If you want the AI agent features (supervisor, repo researcher, diagram explainer) to work, you must set AGENTS_SECRET_KEY in .env. It's the symmetric Fernet key that encrypts every workspace's stored LLM provider API key and GitHub PAT at rest.

Without it:

• Saving a workspace LLM key → 500 error → no agent can reach an LLM
• Saving a GitHub PAT → 500 error → repo researcher can't read repos

Generate once per deployment and store like any other secret:

python -c "from cryptography.fernet import Fernet; print(Fernet.generate_key().decode())"

🛑 Don't rotate it after secrets are saved. There's no automatic re-encryption — losing this key locks every workspace's LLM and GitHub credentials forever. Back it up alongside JWT_SECRET.

LLM provider keys (OpenAI / Anthropic / OpenRouter / …) and the GitHub PAT for the repo-researcher are stored per-workspace in the database (encrypted by AGENTS_SECRET_KEY) — not in .env. Configure them from the workspace Settings page.

---

🐛 Troubleshooting

Port 8000 or 5173 already in use

lsof -ti tcp:8000 | xargs kill   # or tcp:5173

Migrations out of sync after pulling

make db-upgrade

Stale frontend types after changing API

make api-codegen

Nuke Postgres (wipes the volume — you'll lose all data)

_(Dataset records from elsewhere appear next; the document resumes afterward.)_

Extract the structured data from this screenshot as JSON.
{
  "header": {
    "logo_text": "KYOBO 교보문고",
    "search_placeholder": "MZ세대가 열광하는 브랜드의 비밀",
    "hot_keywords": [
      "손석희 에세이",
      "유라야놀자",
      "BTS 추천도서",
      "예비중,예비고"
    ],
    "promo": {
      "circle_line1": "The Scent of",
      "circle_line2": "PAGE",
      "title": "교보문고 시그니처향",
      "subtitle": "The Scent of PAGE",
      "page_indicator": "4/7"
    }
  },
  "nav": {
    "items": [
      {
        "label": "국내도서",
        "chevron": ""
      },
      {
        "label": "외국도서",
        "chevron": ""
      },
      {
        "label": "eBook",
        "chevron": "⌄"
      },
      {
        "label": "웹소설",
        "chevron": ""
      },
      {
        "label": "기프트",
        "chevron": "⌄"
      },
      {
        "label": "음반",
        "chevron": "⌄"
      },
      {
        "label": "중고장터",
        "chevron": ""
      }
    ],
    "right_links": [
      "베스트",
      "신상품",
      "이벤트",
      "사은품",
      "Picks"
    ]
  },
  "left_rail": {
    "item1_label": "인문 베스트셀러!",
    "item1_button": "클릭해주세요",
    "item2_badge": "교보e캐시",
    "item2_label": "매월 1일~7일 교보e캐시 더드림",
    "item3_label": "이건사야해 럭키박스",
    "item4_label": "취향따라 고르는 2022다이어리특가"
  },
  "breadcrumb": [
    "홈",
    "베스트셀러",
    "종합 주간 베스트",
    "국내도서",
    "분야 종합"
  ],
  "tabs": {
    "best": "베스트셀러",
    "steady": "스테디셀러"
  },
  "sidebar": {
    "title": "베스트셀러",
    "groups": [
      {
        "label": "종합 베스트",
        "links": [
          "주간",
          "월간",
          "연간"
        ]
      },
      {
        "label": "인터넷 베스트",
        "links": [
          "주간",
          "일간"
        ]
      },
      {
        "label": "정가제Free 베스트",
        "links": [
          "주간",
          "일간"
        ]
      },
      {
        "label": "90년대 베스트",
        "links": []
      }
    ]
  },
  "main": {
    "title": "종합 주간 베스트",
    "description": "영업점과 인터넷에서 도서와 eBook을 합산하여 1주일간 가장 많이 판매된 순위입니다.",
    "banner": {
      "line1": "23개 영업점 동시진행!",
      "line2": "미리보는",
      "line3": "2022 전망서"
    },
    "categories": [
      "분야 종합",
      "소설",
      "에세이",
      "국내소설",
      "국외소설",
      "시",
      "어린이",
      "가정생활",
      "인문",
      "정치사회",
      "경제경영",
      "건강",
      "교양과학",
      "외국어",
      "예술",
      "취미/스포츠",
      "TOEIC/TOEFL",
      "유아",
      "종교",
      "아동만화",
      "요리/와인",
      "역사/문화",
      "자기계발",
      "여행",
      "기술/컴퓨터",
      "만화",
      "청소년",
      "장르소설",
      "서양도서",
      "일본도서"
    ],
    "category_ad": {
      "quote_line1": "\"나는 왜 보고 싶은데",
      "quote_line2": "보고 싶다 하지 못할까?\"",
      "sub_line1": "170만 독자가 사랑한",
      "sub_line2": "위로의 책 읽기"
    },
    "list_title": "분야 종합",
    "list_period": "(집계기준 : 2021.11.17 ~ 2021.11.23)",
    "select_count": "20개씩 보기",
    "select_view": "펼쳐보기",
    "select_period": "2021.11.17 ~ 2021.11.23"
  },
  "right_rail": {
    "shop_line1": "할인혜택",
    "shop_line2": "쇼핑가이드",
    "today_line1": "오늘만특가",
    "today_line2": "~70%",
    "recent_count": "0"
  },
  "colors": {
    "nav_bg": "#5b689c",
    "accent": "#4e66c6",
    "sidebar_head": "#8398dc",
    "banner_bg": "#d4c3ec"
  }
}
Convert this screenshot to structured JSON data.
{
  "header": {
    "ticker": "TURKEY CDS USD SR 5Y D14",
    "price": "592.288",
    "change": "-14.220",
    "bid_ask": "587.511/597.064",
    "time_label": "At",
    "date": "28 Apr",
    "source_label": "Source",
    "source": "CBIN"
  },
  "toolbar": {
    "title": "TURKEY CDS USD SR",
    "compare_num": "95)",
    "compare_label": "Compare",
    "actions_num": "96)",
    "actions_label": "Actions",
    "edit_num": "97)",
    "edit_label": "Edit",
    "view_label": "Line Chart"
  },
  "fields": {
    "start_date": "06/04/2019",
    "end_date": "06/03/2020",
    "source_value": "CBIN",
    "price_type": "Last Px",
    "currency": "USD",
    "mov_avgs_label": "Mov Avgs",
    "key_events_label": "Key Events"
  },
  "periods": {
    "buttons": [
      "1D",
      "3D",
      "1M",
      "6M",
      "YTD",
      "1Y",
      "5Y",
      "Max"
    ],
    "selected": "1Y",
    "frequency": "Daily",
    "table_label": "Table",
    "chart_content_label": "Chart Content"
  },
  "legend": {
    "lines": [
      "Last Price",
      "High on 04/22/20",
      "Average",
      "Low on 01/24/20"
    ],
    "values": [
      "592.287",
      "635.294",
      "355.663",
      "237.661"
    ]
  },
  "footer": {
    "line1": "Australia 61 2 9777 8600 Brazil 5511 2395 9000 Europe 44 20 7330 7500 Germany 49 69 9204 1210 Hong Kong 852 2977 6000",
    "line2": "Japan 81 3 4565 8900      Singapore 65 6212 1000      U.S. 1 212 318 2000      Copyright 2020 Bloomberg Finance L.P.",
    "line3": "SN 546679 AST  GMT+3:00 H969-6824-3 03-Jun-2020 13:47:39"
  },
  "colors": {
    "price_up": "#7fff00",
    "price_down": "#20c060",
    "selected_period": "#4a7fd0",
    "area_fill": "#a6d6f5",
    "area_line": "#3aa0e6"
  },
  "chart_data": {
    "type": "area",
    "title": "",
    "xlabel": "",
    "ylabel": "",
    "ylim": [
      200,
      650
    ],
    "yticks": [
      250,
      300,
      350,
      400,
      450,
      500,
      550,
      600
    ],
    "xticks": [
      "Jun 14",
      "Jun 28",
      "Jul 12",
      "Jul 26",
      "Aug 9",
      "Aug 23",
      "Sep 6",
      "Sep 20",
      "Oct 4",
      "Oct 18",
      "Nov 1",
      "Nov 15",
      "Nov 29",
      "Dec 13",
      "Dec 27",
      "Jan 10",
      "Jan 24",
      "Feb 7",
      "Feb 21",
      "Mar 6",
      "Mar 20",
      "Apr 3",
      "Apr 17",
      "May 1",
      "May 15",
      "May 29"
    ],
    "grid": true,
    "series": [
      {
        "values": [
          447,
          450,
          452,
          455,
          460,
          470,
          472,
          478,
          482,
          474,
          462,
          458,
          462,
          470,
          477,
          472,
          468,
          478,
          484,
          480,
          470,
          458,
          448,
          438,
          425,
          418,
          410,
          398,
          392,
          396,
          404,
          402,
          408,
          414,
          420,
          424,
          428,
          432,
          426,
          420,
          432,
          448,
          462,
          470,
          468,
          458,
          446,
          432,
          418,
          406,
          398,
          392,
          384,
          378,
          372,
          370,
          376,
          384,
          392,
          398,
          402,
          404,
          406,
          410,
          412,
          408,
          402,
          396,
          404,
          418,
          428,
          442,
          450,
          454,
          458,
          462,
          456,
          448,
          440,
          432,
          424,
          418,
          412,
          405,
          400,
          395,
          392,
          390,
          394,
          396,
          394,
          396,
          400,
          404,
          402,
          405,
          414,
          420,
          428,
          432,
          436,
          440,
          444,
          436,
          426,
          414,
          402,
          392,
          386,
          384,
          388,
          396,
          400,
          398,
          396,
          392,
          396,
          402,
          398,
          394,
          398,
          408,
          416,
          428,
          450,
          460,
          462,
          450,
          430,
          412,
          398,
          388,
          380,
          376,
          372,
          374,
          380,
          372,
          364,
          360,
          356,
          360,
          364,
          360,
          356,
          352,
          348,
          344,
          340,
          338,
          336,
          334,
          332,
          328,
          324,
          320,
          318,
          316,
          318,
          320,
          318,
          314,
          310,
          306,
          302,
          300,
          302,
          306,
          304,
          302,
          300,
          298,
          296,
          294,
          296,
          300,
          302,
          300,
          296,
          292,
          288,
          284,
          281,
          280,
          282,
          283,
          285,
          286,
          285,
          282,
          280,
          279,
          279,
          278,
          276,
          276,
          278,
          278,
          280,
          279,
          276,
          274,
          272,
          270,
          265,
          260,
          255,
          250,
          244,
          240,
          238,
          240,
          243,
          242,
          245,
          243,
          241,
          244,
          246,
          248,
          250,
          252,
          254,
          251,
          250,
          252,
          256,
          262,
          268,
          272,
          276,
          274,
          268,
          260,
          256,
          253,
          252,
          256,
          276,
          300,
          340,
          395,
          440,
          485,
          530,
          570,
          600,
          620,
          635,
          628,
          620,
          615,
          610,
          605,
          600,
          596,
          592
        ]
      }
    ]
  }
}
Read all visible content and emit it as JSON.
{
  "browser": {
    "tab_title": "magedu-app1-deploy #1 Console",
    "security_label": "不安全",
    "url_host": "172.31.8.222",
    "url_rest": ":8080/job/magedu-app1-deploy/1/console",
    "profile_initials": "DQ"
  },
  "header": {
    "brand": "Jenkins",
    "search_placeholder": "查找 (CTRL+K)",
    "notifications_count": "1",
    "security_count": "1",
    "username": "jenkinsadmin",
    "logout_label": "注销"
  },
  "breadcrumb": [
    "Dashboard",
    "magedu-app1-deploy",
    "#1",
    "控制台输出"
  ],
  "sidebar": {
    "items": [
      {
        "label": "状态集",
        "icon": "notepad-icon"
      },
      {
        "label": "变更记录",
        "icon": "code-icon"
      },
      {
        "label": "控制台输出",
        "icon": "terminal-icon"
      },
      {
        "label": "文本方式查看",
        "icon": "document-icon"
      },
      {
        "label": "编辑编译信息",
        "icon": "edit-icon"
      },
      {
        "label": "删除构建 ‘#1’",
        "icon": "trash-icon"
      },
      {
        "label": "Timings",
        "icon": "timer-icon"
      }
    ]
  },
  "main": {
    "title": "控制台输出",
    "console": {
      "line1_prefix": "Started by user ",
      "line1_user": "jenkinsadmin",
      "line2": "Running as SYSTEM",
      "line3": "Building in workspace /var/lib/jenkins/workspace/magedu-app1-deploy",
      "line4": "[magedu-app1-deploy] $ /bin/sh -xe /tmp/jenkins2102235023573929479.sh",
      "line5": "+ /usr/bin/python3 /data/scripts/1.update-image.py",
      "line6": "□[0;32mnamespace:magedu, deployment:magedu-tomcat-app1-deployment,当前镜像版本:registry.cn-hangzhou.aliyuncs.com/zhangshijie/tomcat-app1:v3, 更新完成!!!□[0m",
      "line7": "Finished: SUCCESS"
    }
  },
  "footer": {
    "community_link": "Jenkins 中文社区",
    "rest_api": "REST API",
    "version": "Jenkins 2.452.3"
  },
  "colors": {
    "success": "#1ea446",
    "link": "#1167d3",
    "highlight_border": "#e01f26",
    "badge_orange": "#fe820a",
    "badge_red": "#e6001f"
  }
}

docker compose -f docker/docker-compose.dev.yml down -v
make dev-infra && make db-upgrade

---

🗺️ Roadmap

• C4 canvas with drill-down (L1 → L2 → L3)
• Real-time collaboration (presence, cursors, selection, optimistic CRUD)
• Drafts + diffs + conflict resolution
• Version history with revert
• Team-level per-diagram ACL
• API keys + webhooks
• Packs, pinned, search
• Per-user undo & redo (Phase 1)
• Per-user undo — stale-detection (Phase 2)
• Import from Structurizr DSL
• Export to Mermaid / PlantUML
• SSO (OIDC)
• Deployment diagrams (C4 L4)

See docs/architecture/ for ADRs and ongoing design.

---

🤝 Contributing

PRs welcome — bug fixes, features, docs, everything. Full workflow in CONTRIBUTING.md.

TL;DR:

1. main is protected. Branch off: git switch -c feat/my-thing.

2. Small, focused commits. Conventional prefixes: feat/, fix/, refactor/, docs/, chore/, test/.

3. Before pushing:

   make lint
   make test

4. Open a PR targeting main. CI runs build-backend and build-frontend — both must be green to merge.

5. Squash merge keeps main linear.

Bugs → GitHub issues. Security issues → private advisories.

---

📄 License

AGPL-3.0 — free to use, modify, and self-host. If you run a modified version as a network service, you must offer the source under the same license.